Howards End is an ambitious "condition-of-England" novel about various groups among the Edwardian middle classes, represented by the Schlegels, the Wilcoxes and the Basts. Howards End was adapted as a film in 1992 by the Merchant-Ivory team, starring Vanessa Redgrave, Emma Thompson, Anthony Hopkins, and Helena Bonham-Carter. Thompson won the Academy Award for Best Actress for her performance as Margaret Schlegel. It was also adapted as a miniseries in 2017. An opera libretto Howards End, America was created in 2016 by Claudia Stevens.

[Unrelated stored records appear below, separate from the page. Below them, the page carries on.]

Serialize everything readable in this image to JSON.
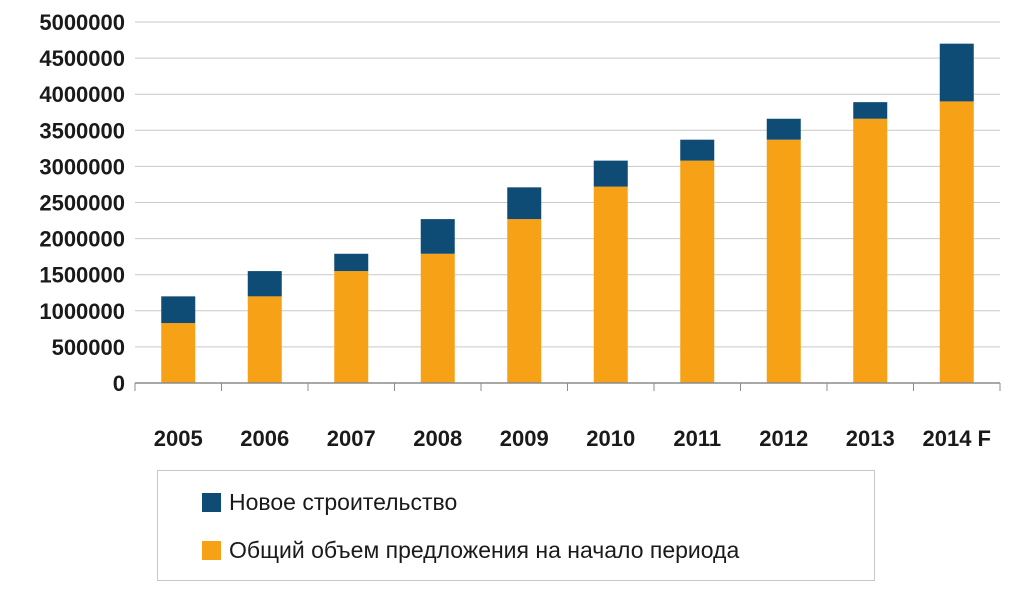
{
  "chart_data": {
    "type": "bar",
    "stacked": true,
    "categories": [
      "2005",
      "2006",
      "2007",
      "2008",
      "2009",
      "2010",
      "2011",
      "2012",
      "2013",
      "2014 F"
    ],
    "series": [
      {
        "name": "Общий объем предложения на начало периода",
        "color": "#f7a116",
        "values": [
          830000,
          1200000,
          1550000,
          1790000,
          2270000,
          2720000,
          3080000,
          3370000,
          3660000,
          3900000
        ]
      },
      {
        "name": "Новое строительство",
        "color": "#0f4c75",
        "values": [
          370000,
          350000,
          240000,
          480000,
          440000,
          360000,
          290000,
          290000,
          230000,
          800000
        ]
      }
    ],
    "yticks": [
      "0",
      "500000",
      "1000000",
      "1500000",
      "2000000",
      "2500000",
      "3000000",
      "3500000",
      "4000000",
      "4500000",
      "5000000"
    ],
    "ylim": [
      0,
      5000000
    ],
    "grid": true,
    "legend": "bottom"
  }
}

Forster's greatest success, A Passage to India takes as its subject the relations between East and West, seen through the lens of India in the later days of the British Raj. Forster connects personal relations with the politics of colonialism through the story of the Englishwoman Adela Quested, the Indian Dr. Aziz, and the question of what did or did not happen between them in the Marabar Caves. Forster makes special mention of the author Ahmed Ali and his Twilight in Delhi in a preface to its Everyman's Library Edition. The novel was awarded the James Tait Black Memorial Prize for fiction. A Passage to India was adapted as a play in 1960, directed by Frank Hauser, and as a film in 1984, directed by David Lean, starring Alec Guinness, Judy Davis and Peggy Ashcroft, with the latter winning the 1985 Oscar for Best Supporting Actress.
Maurice, published posthumously, is a homosexual love story that also returns to matters familiar from Forster's first three novels, such as the suburbs of London in the English home counties, the experience of attending Cambridge, and the wild landscape of Wiltshire. The novel was controversial, given that Forster's homosexuality had not been publicly known or widely acknowledged. Today's critics continue to debate over the extent to which Forster's sexuality and personal activities influenced his writing. Maurice was adapted as a film in 1987 by the Merchant Ivory team. It starred James Wilby and Hugh Grant who played lovers and Rupert Graves, with Denholm Elliott, Simon Callow and Ben Kingsley in the supporting cast.
Early in his career, Forster attempted a historical novel about the Byzantine scholar Gemistus Pletho and the Italian condottiero Sigismondo de Malatesta, but was dissatisfied with the result and never published it, though he kept the manuscript and later showed it to Naomi Mitchison.